Researchers study text messaging for cancer pain management

As part of its Mobilizing for Health Initiative, the McKesson Foundation announced last week that has awarded a research grant to the Center for Connected Health in Boston, a division of Partners HealthCare, to develop a text messaging program to improve pain management in cancer patients. The study will use text messaging and interactive voice response (IVR) technology to collect self-reported pain assessments, monitor the impact of pain on patients' daily lives, and provide tailored, multi-dimensional and supportive feedback.

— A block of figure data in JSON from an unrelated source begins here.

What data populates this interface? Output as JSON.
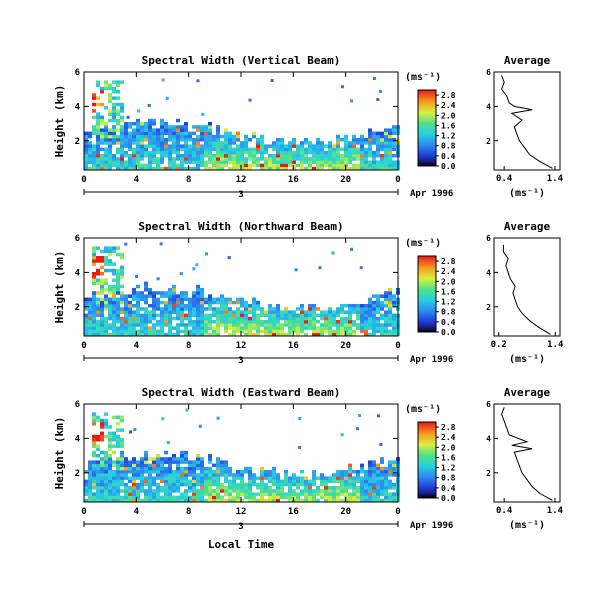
{
  "figure": {
    "x_axis_label": "Local Time",
    "date_label": "Apr 1996",
    "day_marker": "3",
    "y_axis_label": "Height (km)",
    "colorbar_unit_label": "(ms⁻¹)",
    "profile_unit_label": "(ms⁻¹)",
    "profile_title": "Average"
  },
  "chart_data": [
    {
      "type": "heatmap",
      "title": "Spectral Width (Vertical Beam)",
      "x_ticks": [
        "0",
        "4",
        "8",
        "12",
        "16",
        "20",
        "0"
      ],
      "y_ticks": [
        "2",
        "4",
        "6"
      ],
      "xlim": [
        0,
        24
      ],
      "ylim": [
        0.3,
        6
      ],
      "colorbar_ticks": [
        "0.0",
        "0.4",
        "0.8",
        "1.2",
        "1.6",
        "2.0",
        "2.4",
        "2.8"
      ],
      "colorbar_range": [
        0,
        3.0
      ],
      "profile": {
        "x_ticks": [
          "0.4",
          "1.4"
        ],
        "xlim": [
          0.2,
          1.5
        ],
        "y_ticks": [
          "2",
          "4",
          "6"
        ],
        "heights": [
          0.4,
          0.8,
          1.2,
          1.6,
          2.0,
          2.4,
          2.8,
          3.2,
          3.6,
          3.8,
          4.0,
          4.2,
          4.6,
          5.0,
          5.4,
          5.8
        ],
        "widths": [
          1.35,
          1.1,
          0.9,
          0.8,
          0.7,
          0.65,
          0.6,
          0.75,
          0.55,
          0.95,
          0.6,
          0.5,
          0.45,
          0.35,
          0.4,
          0.35
        ]
      }
    },
    {
      "type": "heatmap",
      "title": "Spectral Width (Northward Beam)",
      "x_ticks": [
        "0",
        "4",
        "8",
        "12",
        "16",
        "20",
        "0"
      ],
      "y_ticks": [
        "2",
        "4",
        "6"
      ],
      "xlim": [
        0,
        24
      ],
      "ylim": [
        0.3,
        6
      ],
      "colorbar_ticks": [
        "0.0",
        "0.4",
        "0.8",
        "1.2",
        "1.6",
        "2.0",
        "2.4",
        "2.8"
      ],
      "colorbar_range": [
        0,
        3.0
      ],
      "profile": {
        "x_ticks": [
          "0.2",
          "1.4"
        ],
        "xlim": [
          0.1,
          1.5
        ],
        "y_ticks": [
          "2",
          "4",
          "6"
        ],
        "heights": [
          0.4,
          0.8,
          1.2,
          1.6,
          2.0,
          2.4,
          2.8,
          3.2,
          3.6,
          4.0,
          4.4,
          4.8,
          5.2,
          5.6
        ],
        "widths": [
          1.3,
          1.05,
          0.85,
          0.7,
          0.6,
          0.55,
          0.5,
          0.55,
          0.45,
          0.4,
          0.35,
          0.4,
          0.3,
          0.3
        ]
      }
    },
    {
      "type": "heatmap",
      "title": "Spectral Width (Eastward Beam)",
      "x_ticks": [
        "0",
        "4",
        "8",
        "12",
        "16",
        "20",
        "0"
      ],
      "y_ticks": [
        "2",
        "4",
        "6"
      ],
      "xlim": [
        0,
        24
      ],
      "ylim": [
        0.3,
        6
      ],
      "colorbar_ticks": [
        "0.0",
        "0.4",
        "0.8",
        "1.2",
        "1.6",
        "2.0",
        "2.4",
        "2.8"
      ],
      "colorbar_range": [
        0,
        3.0
      ],
      "profile": {
        "x_ticks": [
          "0.4",
          "1.4"
        ],
        "xlim": [
          0.2,
          1.5
        ],
        "y_ticks": [
          "2",
          "4",
          "6"
        ],
        "heights": [
          0.4,
          0.8,
          1.2,
          1.6,
          2.0,
          2.4,
          2.8,
          3.2,
          3.4,
          3.6,
          3.8,
          4.2,
          4.6,
          5.0,
          5.4,
          5.8
        ],
        "widths": [
          1.35,
          1.1,
          0.95,
          0.85,
          0.75,
          0.7,
          0.65,
          0.6,
          0.95,
          0.55,
          0.85,
          0.5,
          0.45,
          0.4,
          0.35,
          0.4
        ]
      }
    }
  ]
}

Kamal Jethwani, M.D., corporate manager for research and innovation at the Center for Connected Health, and Principal Investigator for this study, said there is increasing evidence for the use of IVR technologies in mHealth interventions because it is "low cost, convenient, reliable and effective for symptom and treatment monitoring in chronic disease management." By combining these technologies, the Center hopes to decrease the intensity of cancer pain and increase their patients' quality of life, while providing education and feedback to empower and enable individuals to manage their pain better.

The Center will enroll 122 lung cancer patients with moderate to severe cancer pain, who will be randomly assigned to receive mobile-based interventions or the standard practice of care. Participants in the study will be followed for four months, and interventions will be tailored to the individual patient's needs as determined by their ratings of pain intensity, interference in daily life, type and stage of cancer and type of pain therapy. The study design is based on the National Comprehensive Cancer Network clinical practice guidelines for treatment of adult cancer pain.

This is the second grant the McKesson Foundation has awarded to the Center for Connected Health, a healthcare delivery system founded by its Harvard Medical School affiliated teaching institutions, Brigham and Women's Hospital and Massachusetts General Hospital.